Classification and clinical significance of the posterior group of renal calyces

Yucheng Qi a, Fangyou Lin a, Bojun Li a, Shangting Han a, Weimin Yu a, Ting Rao a, Xiangjun Zhou a, Jinzhuo Ning a, Zhuang Xiong a, Fan Cheng a,*
PMCID: PMC10402955  PMID: 37543815

Abstract

To study the anatomical orientation of the posterior group of calyces based on reconstructed images of computerized tomography urography (CTU) and provide a novel classification with its clinical significance. Clinical data of a total of 1321 patients, who underwent CTU examination in our hospital were retrospectively analyzed. Among these, a total of 2642 3-dimensional reconstructed images of CTU scans were considered in this study. Based on the morphology of the renal calyces and the influence on the establishment of surgical access, the posterior group renal calyces are classified into 3 major types including pot-belly type, classically branched and elongated branched. The classically branched type is further classified into 3 sub-types: a, b and c, based on the association of minor calyces of the posterior group to the major calyces. Type a is derived from 1 group of major calyces only, type b is derived from 2 groups of major calyces simultaneously, and type c is derived from 3 groups of major calyces simultaneously. Statistical findings revealed that all kidneys possess posterior group calyces. The percentage of occurrence of pot-belly type, classically branched and elongated branched is 8.06%, 73.13%, and 18.81%, respectively. The anatomical typing of the classical branching type occurred in 19.36%, 68.17%, and 12.47% for types a, b, and c, respectively. In this study, the posterior group calyces were found to be present across all patients. The posterior group calyces were highest in the classical branching type, of which anatomical typing was highest in type b. The typing of the posterior group of calyces could provide an anatomical basis for percutaneous nephrolithotomy (PCNL) puncture from the posterior group.

Keywords: anatomical typing, collecting system, posterior renal calyces, 3-dimensional reconstruction

1. Introduction

The anatomical structure of posterior renal calyces has not been well-studied.
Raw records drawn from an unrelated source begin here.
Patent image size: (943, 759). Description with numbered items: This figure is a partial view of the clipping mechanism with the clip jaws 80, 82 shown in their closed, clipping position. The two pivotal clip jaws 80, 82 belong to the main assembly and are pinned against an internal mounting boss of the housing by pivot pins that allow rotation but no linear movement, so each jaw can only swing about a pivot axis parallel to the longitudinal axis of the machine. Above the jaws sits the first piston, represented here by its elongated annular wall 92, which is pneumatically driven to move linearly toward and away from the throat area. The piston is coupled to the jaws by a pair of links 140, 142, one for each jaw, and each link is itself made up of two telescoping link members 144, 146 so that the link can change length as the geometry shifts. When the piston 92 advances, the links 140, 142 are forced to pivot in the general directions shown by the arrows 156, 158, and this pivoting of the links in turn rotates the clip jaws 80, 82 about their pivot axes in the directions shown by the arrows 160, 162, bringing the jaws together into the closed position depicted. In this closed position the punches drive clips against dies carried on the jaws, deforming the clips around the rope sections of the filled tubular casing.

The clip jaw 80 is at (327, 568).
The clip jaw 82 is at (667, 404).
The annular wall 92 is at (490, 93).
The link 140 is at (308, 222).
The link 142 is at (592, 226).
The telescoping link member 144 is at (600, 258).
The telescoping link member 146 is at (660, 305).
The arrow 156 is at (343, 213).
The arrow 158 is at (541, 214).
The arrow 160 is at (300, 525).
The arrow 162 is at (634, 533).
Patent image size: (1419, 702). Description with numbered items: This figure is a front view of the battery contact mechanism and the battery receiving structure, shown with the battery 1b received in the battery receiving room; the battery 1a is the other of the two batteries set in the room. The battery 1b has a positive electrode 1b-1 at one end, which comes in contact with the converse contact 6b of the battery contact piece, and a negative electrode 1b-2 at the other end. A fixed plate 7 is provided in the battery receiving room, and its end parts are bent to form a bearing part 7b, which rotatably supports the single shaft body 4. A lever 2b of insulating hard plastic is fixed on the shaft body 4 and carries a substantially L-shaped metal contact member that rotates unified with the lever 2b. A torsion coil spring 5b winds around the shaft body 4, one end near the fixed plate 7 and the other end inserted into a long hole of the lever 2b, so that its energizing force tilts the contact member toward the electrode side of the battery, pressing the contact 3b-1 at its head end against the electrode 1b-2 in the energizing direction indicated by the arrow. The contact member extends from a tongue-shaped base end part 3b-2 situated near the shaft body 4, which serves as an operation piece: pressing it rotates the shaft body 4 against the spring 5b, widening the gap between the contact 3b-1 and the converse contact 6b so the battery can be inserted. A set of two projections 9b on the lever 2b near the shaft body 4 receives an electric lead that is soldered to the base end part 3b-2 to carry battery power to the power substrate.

Sampaio classification is the only known classification of renal calyces, wherein pelvicalyceal patterns are grouped according to the drainage of the renal collecting system using statistical analysis of cadaveric renal perfusion model.[1] Urolithiasis is one of the most common urological diseases, with the occurrence of upper urinary tract stones reported in approximately 80% of cases.[2] Percutaneous nephrolithotomy (PCNL) is a minimally invasive technique widely used in the treatment of upper urinary tract stones. It is the first line of treatment for complex kidney stones.[3]

An establishment of puncture access is crucial in the procedure of PCNL. An efficient percutaneous renal access depends on the anatomy of the renal collecting system.[4] The anatomy of the renal collecting system is extremely complex, and its association with the establishment of PCNL access is poorly understood.[5,6] PCNL is traditionally performed in a prone position. The establishment of percutaneous renal access through the posterior group of renal calyces in the prone position could result in the establishment of the shortest percutaneous renal tract, which is an efficient percutaneous renal surgical access. The anatomical structure of the posterior group calyces plays a major role in the establishment of PCNL access in a prone position. Therefore, it is important to study the anatomical typing of the posterior renal calyces for the selection of the prone PCNL puncture route.[7]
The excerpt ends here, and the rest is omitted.